Según nuestro acuerdo original, solo tenía que preparar verduras y hacer bollos rellenos. Como terminaba mi trabajo muy rápido, la dueña comenzó a asignarme más tareas, entre ellas cortar pollo, preparar distintos ingredientes, batir huevos y otras labores. Sin importar cuánto trabajo adicional me asignara, siempre lo hacía con alegría, porque me esfuerzo por ser desinteresada. Simplemente trabajaba con más diligencia para poder regresar a casa a tiempo.

Cuando mi nieta supo de mi situación, me sugirió “Abuela, deberías pedir un aumento.” Le expliqué que estaba validando el Fa y esforzándome por ser una persona incluso mejor que una buena persona común. Por esa razón, no podía comportarme como los demás.

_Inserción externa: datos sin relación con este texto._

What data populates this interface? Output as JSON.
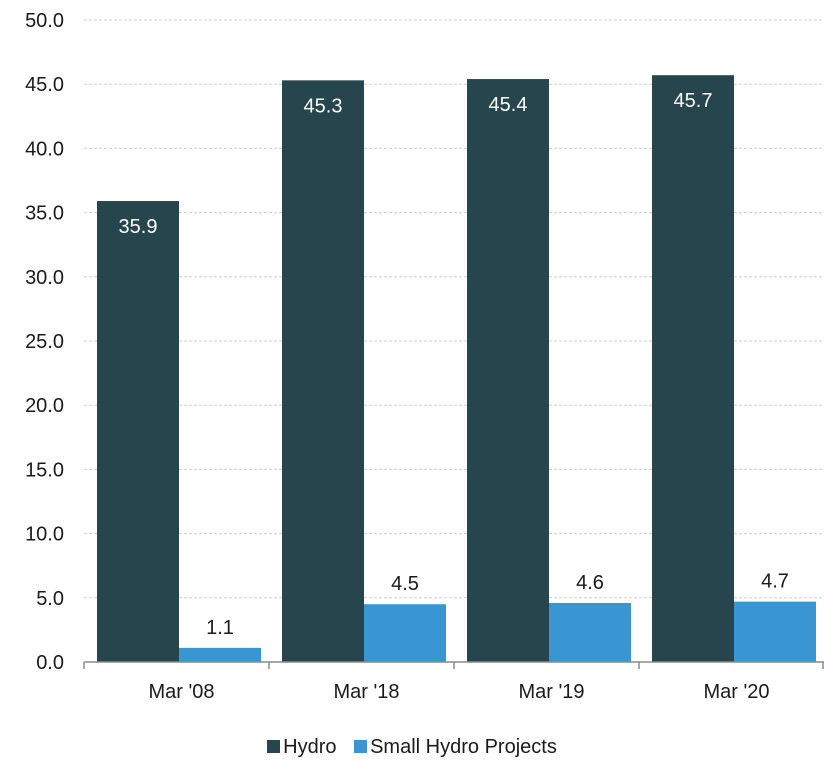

El esposo de la dueña regresó de trabajar fuera de la ciudad. Aproveché la oportunidad para contarle los hechos sobre Dafa y le ayudé a renunciar al PCCh. Más tarde dejé el trabajo porque sentí que mi misión allí ya había sido cumplida. Además, nuestras deudas estaban casi pagadas y tenía cosas más importantes que hacer.

Conclusión

Debido a que practico Falun Dafa, pude mantener la calma al ver cómo la riqueza llegaba y se iba. Esto sería difícil para una persona común. Mi comportamiento demostró el poder de Dafa. Vivía una vida sencilla y austera, pero mantenía un espíritu elevado y siempre era optimista porque llevaba a Dafa en mi corazón. Agradezco sinceramente a Shifu. También agradezco a los practicantes por toda su ayuda.